Medications are available to treat pattern (hereditary) baldness. The most prevalent possibilities include:

  • Minoxidil (Rogaine). Over-the-counter (nonprescription) minoxidil comes in liquid, foam and shampoo forms. To be most effective, apply the cream to the scalp skin once day for women and twice daily for males. Many individuals prefer the foam applied when the hair is damp.

  • Products containing minoxidil help many people regrow their hair or decrease the pace of hair loss or both. It'll take at least six months of medication to prevent additional hair loss and to initiate hair regeneration. It may take a few more months to see whether the therapy is working for you. If it is helpful, you'll need to continue using the drug continuously to keep the advantages.

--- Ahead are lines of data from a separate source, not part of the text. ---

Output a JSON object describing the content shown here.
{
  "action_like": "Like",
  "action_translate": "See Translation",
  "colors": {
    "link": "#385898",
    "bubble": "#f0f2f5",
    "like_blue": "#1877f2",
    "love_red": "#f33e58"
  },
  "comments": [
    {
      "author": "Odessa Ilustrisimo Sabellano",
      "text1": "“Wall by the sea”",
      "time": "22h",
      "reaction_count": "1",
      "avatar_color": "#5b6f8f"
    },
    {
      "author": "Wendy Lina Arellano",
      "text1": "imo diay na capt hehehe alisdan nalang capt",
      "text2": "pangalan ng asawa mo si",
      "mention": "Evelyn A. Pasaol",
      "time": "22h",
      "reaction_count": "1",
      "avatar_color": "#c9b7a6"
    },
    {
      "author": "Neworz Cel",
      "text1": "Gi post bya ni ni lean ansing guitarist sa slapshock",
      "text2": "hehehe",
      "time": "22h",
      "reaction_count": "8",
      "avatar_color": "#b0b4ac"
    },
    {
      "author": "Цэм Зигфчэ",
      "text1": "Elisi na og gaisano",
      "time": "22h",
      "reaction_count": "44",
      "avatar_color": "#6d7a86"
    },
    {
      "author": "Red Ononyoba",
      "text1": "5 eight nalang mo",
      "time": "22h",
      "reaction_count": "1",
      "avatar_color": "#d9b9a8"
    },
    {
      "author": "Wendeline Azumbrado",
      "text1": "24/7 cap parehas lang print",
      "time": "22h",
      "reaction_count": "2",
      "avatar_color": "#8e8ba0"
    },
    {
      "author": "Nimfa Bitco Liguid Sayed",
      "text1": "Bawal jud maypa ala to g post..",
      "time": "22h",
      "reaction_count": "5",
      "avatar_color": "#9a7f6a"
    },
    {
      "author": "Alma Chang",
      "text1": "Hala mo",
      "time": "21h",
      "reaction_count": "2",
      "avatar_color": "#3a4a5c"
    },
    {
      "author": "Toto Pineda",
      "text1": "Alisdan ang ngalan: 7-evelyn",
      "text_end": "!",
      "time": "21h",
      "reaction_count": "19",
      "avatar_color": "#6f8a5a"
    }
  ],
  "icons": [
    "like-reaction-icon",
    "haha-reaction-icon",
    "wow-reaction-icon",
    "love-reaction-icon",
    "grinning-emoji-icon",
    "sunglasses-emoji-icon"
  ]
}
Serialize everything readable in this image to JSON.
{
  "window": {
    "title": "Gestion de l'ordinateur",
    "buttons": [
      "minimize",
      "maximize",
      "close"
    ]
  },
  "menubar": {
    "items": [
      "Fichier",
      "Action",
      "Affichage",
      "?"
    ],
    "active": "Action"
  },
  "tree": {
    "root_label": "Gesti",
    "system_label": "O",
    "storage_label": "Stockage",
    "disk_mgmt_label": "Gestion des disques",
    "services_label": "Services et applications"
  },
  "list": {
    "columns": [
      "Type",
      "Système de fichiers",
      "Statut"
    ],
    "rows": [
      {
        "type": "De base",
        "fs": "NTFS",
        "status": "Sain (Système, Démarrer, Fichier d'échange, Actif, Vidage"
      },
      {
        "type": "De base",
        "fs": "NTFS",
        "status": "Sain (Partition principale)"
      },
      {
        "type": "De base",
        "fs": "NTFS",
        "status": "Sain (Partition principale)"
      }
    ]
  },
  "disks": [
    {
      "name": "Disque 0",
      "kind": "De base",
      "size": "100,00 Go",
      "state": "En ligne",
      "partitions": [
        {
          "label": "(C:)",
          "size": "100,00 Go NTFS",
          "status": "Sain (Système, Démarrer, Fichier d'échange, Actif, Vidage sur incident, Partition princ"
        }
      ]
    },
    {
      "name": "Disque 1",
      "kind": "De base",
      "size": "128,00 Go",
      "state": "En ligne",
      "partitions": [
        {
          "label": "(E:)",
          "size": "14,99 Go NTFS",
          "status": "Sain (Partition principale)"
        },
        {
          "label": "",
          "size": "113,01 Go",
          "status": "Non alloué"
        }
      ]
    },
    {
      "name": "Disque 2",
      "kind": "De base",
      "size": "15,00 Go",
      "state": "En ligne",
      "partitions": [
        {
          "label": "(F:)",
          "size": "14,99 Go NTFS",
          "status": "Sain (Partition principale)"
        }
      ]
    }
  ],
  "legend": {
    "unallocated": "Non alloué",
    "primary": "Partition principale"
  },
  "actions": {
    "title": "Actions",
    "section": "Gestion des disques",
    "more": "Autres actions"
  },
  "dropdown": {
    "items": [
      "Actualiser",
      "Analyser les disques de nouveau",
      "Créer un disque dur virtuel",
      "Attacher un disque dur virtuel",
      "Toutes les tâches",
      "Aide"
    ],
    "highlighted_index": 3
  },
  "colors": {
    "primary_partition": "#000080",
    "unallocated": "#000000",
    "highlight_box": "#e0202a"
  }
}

  • Possible adverse effects include scalp irritation and undesired hair growth on the neighboring skin of the face and hands.

  • Finasteride (Propecia). This is a prescription medicine for guys. You take it regularly as a tablet. Many men using finasteride see a slowdown of hair loss, and others may exhibit fresh hair growth. It may take a few months to know whether it's working for you. You'll need to maintain taking it to preserve any advantages. Finasteride may not function as effectively for males over 60.

  • Rare adverse effects of finasteride include reduced sex drive and sexual function and an increased risk of prostate cancer. Women who are or may be pregnant need to avoid handling crushed or broken pills.

  • Other medicines. Other oral alternatives include spironolactone (Carospir, Aldactone) and oral dutasteride (Avodart).

Read Also: Herbal Hair Growth Treatments

Hair Transplant Surgery

In the most prevalent kind of permanent hair loss, just the top of the head is affected. Hair transplant, or restoration surgery, can make the most of the hair you have left.

  • During a hair transplant treatment, a dermatologist or cosmetic surgeon pulls hair from an area of the head that has hair and transplants it to a bald place. Each patch of hair has one to multiple hairs (micrografts and minigrafts). Sometimes a wider piece of skin comprising many hair groups is extracted. This treatment doesn't require hospitalization, but it is uncomfortable so you'll be given a sedative drug to reduce any discomfort. Possible hazards include bleeding, bruising, edema and infection. You may require more than one procedure to acquire the result you want. Hereditary hair loss will ultimately progress despite surgery.

Surgical techniques to address baldness are not frequently covered by insurance.

Laser Treatment

The Food and Drug Administration has authorized a low-level laser device as a therapy for genetic hair loss in men and women. A few modest studies have suggested that it enhances hair density. More research are needed to prove long-term effects.